Virol J. 2014; 11 (1) :133.

Sanz-Gaitero M, Keary R, Garcia-Doval C, Coffey A, van Raaij MJ.

Virol J. 2014; 11 (1) :133Background: Bacteriophages encode endolysins to lyse their host cell and allow escape of their progeny. Endolysins are also active against Gram-positive bacteria when applied from the outside and are thus attractive anti-bacterial agents. LysK, an endolysin from staphylococcal phage K, contains an N-terminal cysteine-histidine dependent amido-hydrolase/peptidase domain (CHAPK), a central amidase domain and a C-terminal SH3b cell wall-binding domain. CHAPK cleaves bacterial peptidoglycan between the tetra-peptide stem and the penta-glycine bridge.

Methods: The CHAPK domain of LysK was crystallized and high-resolution diffraction data was collected both from a native protein crystal and a methylmercury chloride derivatized crystal. The anomalous signal contained in the derivative data allowed the location of heavy atom sites and phase determination. The resulting structures were completed, refined and analyzed. The presence of calcium and zinc ions in the structure was confirmed by X-ray fluorescence emission spectroscopy. Zymogram analysis was performed on the enzyme and selected site-directed mutants.
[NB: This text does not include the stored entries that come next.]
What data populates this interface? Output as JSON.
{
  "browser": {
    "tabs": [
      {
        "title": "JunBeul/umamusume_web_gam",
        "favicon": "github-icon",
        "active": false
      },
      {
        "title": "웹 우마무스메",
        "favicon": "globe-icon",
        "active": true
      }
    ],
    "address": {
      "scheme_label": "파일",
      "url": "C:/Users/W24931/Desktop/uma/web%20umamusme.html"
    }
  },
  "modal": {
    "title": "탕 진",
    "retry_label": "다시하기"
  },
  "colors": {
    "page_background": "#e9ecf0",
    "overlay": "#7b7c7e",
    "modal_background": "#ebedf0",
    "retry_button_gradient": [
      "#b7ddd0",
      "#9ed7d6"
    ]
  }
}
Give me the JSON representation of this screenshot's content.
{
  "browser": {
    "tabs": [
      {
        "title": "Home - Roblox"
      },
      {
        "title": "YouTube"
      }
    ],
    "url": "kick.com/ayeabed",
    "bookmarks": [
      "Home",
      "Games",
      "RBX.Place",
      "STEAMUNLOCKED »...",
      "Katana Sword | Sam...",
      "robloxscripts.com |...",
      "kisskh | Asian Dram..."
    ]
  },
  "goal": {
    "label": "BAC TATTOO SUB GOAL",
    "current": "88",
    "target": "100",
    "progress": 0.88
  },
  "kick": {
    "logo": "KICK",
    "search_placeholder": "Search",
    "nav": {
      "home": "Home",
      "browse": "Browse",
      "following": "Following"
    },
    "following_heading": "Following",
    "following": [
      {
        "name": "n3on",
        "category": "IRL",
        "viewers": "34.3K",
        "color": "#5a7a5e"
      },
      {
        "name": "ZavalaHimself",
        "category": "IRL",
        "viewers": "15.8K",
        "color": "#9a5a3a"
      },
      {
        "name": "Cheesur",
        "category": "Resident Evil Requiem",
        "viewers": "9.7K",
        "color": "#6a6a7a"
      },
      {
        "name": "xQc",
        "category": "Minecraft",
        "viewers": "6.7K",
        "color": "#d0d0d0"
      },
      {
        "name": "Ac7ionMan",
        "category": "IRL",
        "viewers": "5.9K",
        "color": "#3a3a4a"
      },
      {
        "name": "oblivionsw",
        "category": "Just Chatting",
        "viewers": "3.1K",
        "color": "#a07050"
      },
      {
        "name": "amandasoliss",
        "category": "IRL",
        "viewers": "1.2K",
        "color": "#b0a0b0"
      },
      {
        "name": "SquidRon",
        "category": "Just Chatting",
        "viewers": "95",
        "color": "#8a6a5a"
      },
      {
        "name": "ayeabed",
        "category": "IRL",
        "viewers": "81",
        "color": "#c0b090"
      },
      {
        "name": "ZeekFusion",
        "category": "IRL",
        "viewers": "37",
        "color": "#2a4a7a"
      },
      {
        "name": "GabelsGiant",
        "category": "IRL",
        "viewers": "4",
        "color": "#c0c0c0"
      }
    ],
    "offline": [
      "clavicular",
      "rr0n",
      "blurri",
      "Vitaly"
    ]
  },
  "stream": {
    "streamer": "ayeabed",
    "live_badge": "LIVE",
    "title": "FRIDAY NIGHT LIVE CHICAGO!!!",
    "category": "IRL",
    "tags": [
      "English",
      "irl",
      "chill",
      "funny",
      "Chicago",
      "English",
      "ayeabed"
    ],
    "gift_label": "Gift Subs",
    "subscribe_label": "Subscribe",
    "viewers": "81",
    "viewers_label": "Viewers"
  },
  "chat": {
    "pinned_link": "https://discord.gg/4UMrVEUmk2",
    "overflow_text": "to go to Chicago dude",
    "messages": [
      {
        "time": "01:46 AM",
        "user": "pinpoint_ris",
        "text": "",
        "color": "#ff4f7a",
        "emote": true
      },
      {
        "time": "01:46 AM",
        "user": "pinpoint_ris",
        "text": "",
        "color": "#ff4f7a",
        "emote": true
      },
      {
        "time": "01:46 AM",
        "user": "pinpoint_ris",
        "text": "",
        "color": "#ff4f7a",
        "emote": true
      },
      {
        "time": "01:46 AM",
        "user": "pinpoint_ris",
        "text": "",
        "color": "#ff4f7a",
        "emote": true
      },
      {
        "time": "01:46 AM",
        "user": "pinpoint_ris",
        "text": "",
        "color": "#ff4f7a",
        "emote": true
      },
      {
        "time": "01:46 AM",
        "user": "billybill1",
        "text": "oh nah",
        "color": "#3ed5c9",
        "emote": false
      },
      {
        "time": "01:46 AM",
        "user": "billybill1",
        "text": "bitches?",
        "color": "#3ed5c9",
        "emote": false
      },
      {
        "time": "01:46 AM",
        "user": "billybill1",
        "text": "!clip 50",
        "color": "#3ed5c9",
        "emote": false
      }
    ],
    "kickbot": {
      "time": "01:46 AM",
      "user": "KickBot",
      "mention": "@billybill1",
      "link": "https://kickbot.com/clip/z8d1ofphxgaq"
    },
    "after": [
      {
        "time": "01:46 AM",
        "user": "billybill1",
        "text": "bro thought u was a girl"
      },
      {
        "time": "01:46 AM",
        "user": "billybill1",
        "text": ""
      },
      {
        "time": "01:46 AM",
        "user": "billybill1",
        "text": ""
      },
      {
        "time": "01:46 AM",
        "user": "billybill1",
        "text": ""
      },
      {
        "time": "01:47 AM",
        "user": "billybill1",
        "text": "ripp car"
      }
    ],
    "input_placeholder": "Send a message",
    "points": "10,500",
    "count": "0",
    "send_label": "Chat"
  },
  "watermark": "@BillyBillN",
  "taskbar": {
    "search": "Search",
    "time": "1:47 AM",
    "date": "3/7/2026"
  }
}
Results: The structure of CHAPK revealed a papain-like topology with a hydrophobic cleft, where the catalytic triad is located. Ordered buffer molecules present in this groove may mimic the peptidoglycan substrate. When compared to previously solved CHAP domains, CHAPK contains an additional lobe in its N-terminal domain, with a structural calcium ion, coordinated by residues Asp45, Asp47, Tyr49, His51 and Asp56. The presence of a zinc ion in the active site was also apparent, coordinated by the catalytic residue Cys54 and a possible substrate analogue. Site-directed mutagenesis was used to demonstrate that residues involved in calcium binding and of the proposed active site were important for enzyme activity.

Conclusions: The high-resolution structure of the CHAPK domain of LysK was determined, suggesting the location of the active site, the substrate-binding groove and revealing the presence of a structurally important calcium ion. A zinc ion was found more loosely bound. Based on the structure, we propose a possible reaction mechanism. Future studies will be aimed at co-crystallizing CHAPK with substrate analogues and elucidating its role in the complete LysK protein. This, in turn, may lead to the design of site-directed mutants with altered activity or substrate specificity.